Samui (dingin)“, jawabku asal. Bagaimana ya, caranya menjelaskan bahwa aku merasa risih memakai celana pendek setengah paha. ( Di luar rumah dan dilihat teman-teman lelaki pula !).

Eee (hahhh) ?“ terlihat dia keheranan dengan jawabanku. Uups…aku lupa kalau saat itu akhir musim semi yang berarti bagi orang Jepang suhu udara cukup hangat. Ya sudahlah…

Dan banyak lagi kendala-kendala yang membutuhkan kesabaranku. “Tetap semangat ya Bunga…”, begitu selalu kataku dalam hati. Terbayang olehku juga senyum  penyemangat tetanggaku kakek Maruyama.
Suatu hari tidak seperti biasanya, aku tak melihat Kakek Maruyama di teras rumahnya. Aku dengar dari ibuku, Kakek Maruyama sedang sakit dan harus pindah ke rumah anaknya di daerah Tokyo. Entah kenapa, aku merasa sangat kehilangan. Rasanya tak lengkap hariku tanpa melihat senyum ramahnya.

Dua bulan berlalu, tiba-tiba datang sepucuk surat untukku. Ternyata dari istri Kakek Maruyama. Aku meminta ayahku menterjemahkannya untukku. Ternyata dalam masa sakitnya, Kakek Maruyama tetap teringat padaku. Dia berharap aku baik-baik saja dan bisa cepat beradaptasi di sekolah dan lingkungan baruku. Dia mengerti kesulitan yang kuhadapi karena dia mempunyai cucu yang bersekolah di negara Timur Tengah. Cucunya sering bercerita tentang kesulitan-kesulitannya  beradaptasi di negara baru. Melihatku berangkat dan pulang sekolah mengingatkannya pada cucu kesayangannya itu. Itulah sebabnya ia sengaja duduk di teras saat aku berangkat dan pulang sekolah.

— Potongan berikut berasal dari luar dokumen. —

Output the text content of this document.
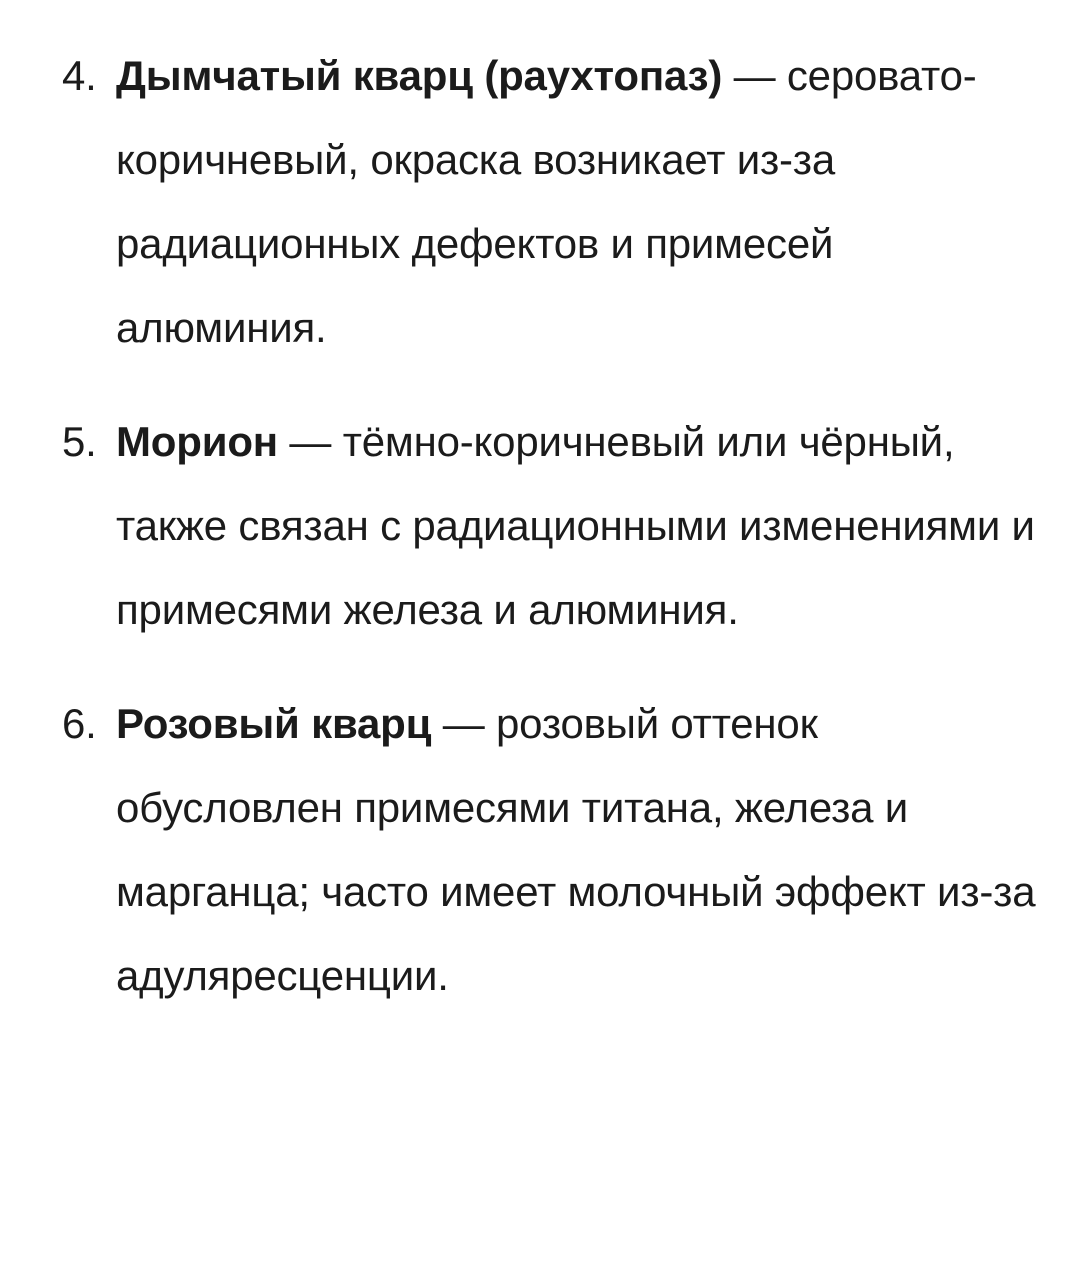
4. Дымчатый кварц (раухтопаз) — серовато-коричневый, окраска возникает из-за радиационных дефектов и примесей алюминия.
5. Морион — тёмно-коричневый или чёрный, также связан с радиационными изменениями и примесями железа и алюминия.
6. Розовый кварц — розовый оттенок обусловлен примесями титана, железа и марганца; часто имеет молочный эффект из-за адуляресценции.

Aku  terharu, tak kusangka Kakek Maruyama sangat peduli padaku. Ternyata benar, senyum itu berarti banyak hal. Bagiku, senyum Kakek Maruyama adalah tanda peduli. Senyum itu tanda persahabatan. Senyum itu penyemangat hari-hariku. Bukankah dalam ajaran agama Islam disebutkan bahwa sedekah paling sederhana adalah senyuman yang tulus ?!. Dan seorang kakek yang bahkan belum pernah berbicara denganku telah melakukannya untukku.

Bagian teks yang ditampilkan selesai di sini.